Nice SF references Tim. So do I want an iPad? I think so.

Mary Panjari
11th April, 2010 @ 08:14 pm PDT

I wouldn't spend so much for a device so fragile or locked down... which essentially precludes me from shopping Apple products at all. Also, if you can't play WoW on it, it is virtually useless to me.

JLR
12th April, 2010 @ 10:51 am PDT

I think it looks good! I'm waiting for the next gen! It is really hard to beat the price...%)

Dan Schafer
13th April, 2010 @ 05:06 pm PDT

Ahhh. The haters. Well, no one says any of the haters have to buy one. Leaves all the more for those who want one. It's a consumption device. It's not a toy. It's not a big iPod Touch. I'm no fanboy, but I know something unique when I see it.
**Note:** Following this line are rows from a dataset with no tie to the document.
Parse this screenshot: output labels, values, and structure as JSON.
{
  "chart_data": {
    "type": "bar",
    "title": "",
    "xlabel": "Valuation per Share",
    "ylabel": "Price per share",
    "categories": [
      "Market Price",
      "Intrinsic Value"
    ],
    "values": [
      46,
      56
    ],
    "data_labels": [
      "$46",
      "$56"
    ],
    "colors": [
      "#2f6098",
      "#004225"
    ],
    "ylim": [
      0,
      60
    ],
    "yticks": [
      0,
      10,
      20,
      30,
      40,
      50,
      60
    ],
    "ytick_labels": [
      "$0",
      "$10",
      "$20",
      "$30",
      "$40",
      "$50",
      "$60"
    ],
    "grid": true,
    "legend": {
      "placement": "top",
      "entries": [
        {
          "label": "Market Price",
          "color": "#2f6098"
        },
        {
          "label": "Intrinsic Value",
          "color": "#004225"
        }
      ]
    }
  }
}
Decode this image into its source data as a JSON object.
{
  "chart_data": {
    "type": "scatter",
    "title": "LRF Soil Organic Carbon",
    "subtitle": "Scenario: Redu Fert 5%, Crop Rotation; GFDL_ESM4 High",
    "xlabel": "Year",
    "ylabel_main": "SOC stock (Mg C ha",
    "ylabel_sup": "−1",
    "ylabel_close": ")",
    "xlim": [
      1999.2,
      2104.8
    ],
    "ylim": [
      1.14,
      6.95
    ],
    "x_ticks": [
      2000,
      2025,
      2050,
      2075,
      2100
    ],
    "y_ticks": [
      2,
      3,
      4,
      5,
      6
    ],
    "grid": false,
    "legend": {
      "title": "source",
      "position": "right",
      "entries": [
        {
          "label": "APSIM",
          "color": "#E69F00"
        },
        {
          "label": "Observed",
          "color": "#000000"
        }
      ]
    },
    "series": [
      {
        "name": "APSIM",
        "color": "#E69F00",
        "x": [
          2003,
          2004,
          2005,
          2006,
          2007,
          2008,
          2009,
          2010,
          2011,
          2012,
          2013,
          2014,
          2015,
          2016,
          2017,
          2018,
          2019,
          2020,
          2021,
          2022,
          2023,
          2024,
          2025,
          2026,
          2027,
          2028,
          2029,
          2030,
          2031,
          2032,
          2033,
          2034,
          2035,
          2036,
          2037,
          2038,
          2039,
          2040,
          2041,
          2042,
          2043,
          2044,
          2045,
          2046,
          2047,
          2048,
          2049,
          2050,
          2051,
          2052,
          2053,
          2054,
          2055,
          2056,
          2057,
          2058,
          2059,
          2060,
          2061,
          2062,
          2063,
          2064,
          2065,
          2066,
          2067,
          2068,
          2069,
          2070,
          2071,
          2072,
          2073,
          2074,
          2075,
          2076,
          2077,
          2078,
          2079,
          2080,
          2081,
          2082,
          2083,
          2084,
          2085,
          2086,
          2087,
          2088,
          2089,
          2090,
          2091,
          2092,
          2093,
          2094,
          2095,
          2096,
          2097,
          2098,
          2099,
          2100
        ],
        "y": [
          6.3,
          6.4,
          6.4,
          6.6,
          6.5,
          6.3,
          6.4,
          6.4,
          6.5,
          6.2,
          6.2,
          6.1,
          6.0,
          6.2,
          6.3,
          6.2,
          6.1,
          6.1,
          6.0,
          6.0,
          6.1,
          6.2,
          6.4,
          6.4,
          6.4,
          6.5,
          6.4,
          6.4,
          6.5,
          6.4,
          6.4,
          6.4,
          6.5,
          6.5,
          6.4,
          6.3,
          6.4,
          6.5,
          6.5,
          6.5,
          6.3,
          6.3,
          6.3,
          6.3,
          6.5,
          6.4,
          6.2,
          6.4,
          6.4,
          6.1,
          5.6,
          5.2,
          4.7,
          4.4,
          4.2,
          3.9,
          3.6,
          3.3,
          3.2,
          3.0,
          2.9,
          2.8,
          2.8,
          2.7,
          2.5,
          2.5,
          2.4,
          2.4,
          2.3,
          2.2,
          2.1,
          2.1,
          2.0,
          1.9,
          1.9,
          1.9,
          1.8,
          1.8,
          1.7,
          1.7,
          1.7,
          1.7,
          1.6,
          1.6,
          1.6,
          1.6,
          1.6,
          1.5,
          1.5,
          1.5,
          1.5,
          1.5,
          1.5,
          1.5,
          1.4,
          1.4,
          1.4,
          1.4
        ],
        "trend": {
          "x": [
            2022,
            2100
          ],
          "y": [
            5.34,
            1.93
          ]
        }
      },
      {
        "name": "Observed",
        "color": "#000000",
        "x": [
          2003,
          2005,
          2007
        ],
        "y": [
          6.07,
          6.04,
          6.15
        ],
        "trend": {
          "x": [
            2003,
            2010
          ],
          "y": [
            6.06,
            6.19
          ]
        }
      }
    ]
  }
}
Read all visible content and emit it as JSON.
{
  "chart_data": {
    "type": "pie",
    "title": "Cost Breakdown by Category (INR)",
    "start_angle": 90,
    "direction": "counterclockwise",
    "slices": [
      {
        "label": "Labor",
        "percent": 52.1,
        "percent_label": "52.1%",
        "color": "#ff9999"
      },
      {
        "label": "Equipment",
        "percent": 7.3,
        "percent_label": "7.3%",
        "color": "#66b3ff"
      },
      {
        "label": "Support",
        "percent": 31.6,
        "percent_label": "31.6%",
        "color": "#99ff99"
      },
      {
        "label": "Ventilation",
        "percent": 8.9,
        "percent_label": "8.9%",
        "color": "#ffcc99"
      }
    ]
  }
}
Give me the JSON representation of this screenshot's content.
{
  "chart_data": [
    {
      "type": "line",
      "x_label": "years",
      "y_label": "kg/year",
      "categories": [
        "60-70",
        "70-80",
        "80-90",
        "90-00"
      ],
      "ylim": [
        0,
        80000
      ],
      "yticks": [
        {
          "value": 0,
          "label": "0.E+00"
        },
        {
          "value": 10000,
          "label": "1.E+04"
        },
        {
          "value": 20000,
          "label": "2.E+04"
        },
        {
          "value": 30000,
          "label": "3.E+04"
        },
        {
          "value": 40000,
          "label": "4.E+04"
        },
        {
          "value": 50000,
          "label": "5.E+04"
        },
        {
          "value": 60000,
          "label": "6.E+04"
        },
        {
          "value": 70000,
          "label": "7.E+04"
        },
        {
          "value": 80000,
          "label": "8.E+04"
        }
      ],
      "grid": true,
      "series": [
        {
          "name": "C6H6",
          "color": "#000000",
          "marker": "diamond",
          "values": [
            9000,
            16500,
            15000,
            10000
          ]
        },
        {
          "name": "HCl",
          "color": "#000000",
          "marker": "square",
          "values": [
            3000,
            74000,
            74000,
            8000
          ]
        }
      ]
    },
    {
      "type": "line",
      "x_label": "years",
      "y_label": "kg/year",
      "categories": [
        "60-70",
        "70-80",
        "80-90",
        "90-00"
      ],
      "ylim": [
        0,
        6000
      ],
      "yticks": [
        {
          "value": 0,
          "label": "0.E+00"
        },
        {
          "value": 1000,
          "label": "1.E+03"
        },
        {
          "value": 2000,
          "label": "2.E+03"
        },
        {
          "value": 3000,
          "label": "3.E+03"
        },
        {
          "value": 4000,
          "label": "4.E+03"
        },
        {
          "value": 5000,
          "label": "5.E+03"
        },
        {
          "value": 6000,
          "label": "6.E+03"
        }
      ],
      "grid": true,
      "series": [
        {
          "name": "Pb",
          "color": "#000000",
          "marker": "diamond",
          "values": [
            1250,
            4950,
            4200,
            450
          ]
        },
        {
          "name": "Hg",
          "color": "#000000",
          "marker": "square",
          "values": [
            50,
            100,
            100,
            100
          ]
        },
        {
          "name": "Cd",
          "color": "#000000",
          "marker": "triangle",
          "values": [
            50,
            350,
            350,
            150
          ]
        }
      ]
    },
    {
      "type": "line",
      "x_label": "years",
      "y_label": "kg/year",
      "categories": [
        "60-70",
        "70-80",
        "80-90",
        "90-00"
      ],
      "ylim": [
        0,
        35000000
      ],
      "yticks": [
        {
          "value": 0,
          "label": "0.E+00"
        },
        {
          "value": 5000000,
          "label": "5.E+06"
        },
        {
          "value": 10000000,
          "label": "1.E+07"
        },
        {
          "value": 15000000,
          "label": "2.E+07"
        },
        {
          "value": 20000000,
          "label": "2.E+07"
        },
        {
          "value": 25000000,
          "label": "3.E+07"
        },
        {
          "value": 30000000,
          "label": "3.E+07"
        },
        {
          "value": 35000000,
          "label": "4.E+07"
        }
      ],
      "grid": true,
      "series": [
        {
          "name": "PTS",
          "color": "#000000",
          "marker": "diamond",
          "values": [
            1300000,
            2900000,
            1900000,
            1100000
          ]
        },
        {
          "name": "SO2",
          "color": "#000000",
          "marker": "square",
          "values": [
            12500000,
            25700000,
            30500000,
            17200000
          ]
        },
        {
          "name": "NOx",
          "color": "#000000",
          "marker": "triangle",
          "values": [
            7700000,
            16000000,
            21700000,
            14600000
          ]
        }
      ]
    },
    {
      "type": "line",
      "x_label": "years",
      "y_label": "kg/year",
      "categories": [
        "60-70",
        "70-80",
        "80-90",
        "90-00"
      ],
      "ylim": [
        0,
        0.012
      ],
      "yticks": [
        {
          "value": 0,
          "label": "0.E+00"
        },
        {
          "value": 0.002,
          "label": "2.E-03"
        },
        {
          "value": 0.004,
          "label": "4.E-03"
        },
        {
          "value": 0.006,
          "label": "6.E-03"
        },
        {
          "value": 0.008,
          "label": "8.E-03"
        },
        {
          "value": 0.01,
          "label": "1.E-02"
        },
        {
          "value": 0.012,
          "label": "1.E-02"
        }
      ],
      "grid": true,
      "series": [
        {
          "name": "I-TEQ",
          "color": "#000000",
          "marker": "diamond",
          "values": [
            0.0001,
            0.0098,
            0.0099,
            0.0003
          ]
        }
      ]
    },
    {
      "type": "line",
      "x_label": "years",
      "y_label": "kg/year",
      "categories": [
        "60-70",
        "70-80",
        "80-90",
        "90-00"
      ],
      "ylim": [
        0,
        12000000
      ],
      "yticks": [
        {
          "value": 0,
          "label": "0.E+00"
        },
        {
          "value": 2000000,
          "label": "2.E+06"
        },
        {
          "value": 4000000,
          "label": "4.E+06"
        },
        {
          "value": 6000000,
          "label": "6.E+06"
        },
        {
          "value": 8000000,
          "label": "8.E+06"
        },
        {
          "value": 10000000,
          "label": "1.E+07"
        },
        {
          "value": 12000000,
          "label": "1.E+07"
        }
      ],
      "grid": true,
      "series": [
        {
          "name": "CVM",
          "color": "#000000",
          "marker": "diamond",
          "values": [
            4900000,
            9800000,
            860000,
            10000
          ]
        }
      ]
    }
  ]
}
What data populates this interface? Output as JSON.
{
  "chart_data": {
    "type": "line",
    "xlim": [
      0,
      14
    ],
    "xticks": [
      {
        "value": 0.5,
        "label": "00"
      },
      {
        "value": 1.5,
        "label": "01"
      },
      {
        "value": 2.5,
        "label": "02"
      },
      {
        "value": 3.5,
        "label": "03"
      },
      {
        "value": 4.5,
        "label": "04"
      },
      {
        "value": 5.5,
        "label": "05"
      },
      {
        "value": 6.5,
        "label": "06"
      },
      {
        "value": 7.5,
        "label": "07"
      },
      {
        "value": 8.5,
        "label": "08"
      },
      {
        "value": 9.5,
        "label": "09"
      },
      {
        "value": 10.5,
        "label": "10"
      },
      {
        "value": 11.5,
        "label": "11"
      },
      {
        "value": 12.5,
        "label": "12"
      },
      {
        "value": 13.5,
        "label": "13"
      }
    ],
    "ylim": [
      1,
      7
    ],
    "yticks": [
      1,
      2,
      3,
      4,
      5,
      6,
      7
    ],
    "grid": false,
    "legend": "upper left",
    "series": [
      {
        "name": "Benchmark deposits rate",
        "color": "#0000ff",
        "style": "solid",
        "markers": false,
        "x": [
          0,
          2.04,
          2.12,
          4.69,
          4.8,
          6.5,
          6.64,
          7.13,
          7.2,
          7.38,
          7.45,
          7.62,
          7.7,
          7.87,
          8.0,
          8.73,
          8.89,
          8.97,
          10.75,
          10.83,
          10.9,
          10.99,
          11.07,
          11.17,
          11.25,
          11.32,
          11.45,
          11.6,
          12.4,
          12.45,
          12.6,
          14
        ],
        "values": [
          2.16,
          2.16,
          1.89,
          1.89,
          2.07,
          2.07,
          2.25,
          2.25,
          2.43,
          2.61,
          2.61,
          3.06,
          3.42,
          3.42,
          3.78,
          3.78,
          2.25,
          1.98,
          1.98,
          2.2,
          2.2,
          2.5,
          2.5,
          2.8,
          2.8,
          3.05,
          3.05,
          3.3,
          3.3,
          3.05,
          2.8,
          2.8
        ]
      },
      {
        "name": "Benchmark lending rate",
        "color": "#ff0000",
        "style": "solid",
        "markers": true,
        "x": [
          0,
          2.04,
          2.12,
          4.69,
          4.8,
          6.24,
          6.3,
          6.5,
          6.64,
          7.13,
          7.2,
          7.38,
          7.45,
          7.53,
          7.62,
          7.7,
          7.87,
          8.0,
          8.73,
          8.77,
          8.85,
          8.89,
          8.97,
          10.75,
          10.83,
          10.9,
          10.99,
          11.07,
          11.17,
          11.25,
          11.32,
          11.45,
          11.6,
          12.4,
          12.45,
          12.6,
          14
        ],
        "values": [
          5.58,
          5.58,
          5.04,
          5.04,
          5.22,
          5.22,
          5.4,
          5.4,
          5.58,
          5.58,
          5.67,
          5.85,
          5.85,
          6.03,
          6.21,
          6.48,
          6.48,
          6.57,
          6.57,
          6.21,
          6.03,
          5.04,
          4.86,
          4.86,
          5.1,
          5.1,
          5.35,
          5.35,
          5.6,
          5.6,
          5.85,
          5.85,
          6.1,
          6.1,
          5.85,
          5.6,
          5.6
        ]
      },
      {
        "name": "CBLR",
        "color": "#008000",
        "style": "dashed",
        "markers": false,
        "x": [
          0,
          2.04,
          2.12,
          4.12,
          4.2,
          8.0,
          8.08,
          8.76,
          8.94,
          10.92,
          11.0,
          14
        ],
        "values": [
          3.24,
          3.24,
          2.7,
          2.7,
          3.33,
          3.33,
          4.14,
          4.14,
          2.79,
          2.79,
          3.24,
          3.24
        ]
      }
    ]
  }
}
Here's a complaint that someone forgot:

The iPad does not have a floppy drive. AND, heaven forbid, it doesn't come with a mouse!

Imagine that.

Touch an iPad. Touch one and touch the future.

bfd
17th April, 2010 @ 07:33 pm PDT

The article forgot to mention the lack of multi-tasking, that is a huge disadvantage.

Edgar Walkowsky
21st April, 2010 @ 09:09 pm PDT

The haters must be going ballistic right now. Over a million units sold in one month and no sign that demand is letting up, with 3G units completely sold out and backordered at least a week. International sales haven't even started yet. Still on track to sell 5-7 million units this year alone. What an absolute failure. The competition is doing great. The JooJoo may finally have have cracked 100 units sold. The Courier has been officially cancelled. The HP Slate also reportedly cancelled. So much for the iPad being dead and buried in a couple of months.

Gadgeteer
9th May, 2010 @ 09:24 am PDT

I love my iPad, but it will not replace my computers for many a year, not least because it doesn't handle Flash, which many of my sites use, like Facebook and mail.com. I bought it as a tool to save JPEGs on, and for simple editing - was the shot usable, or not?! That way it has proved itself, beyond any doubt, but for everyday surfing, no, never!

I'll never buy an iPad 2, but possible an iPad 4, whenever that happens ;-)!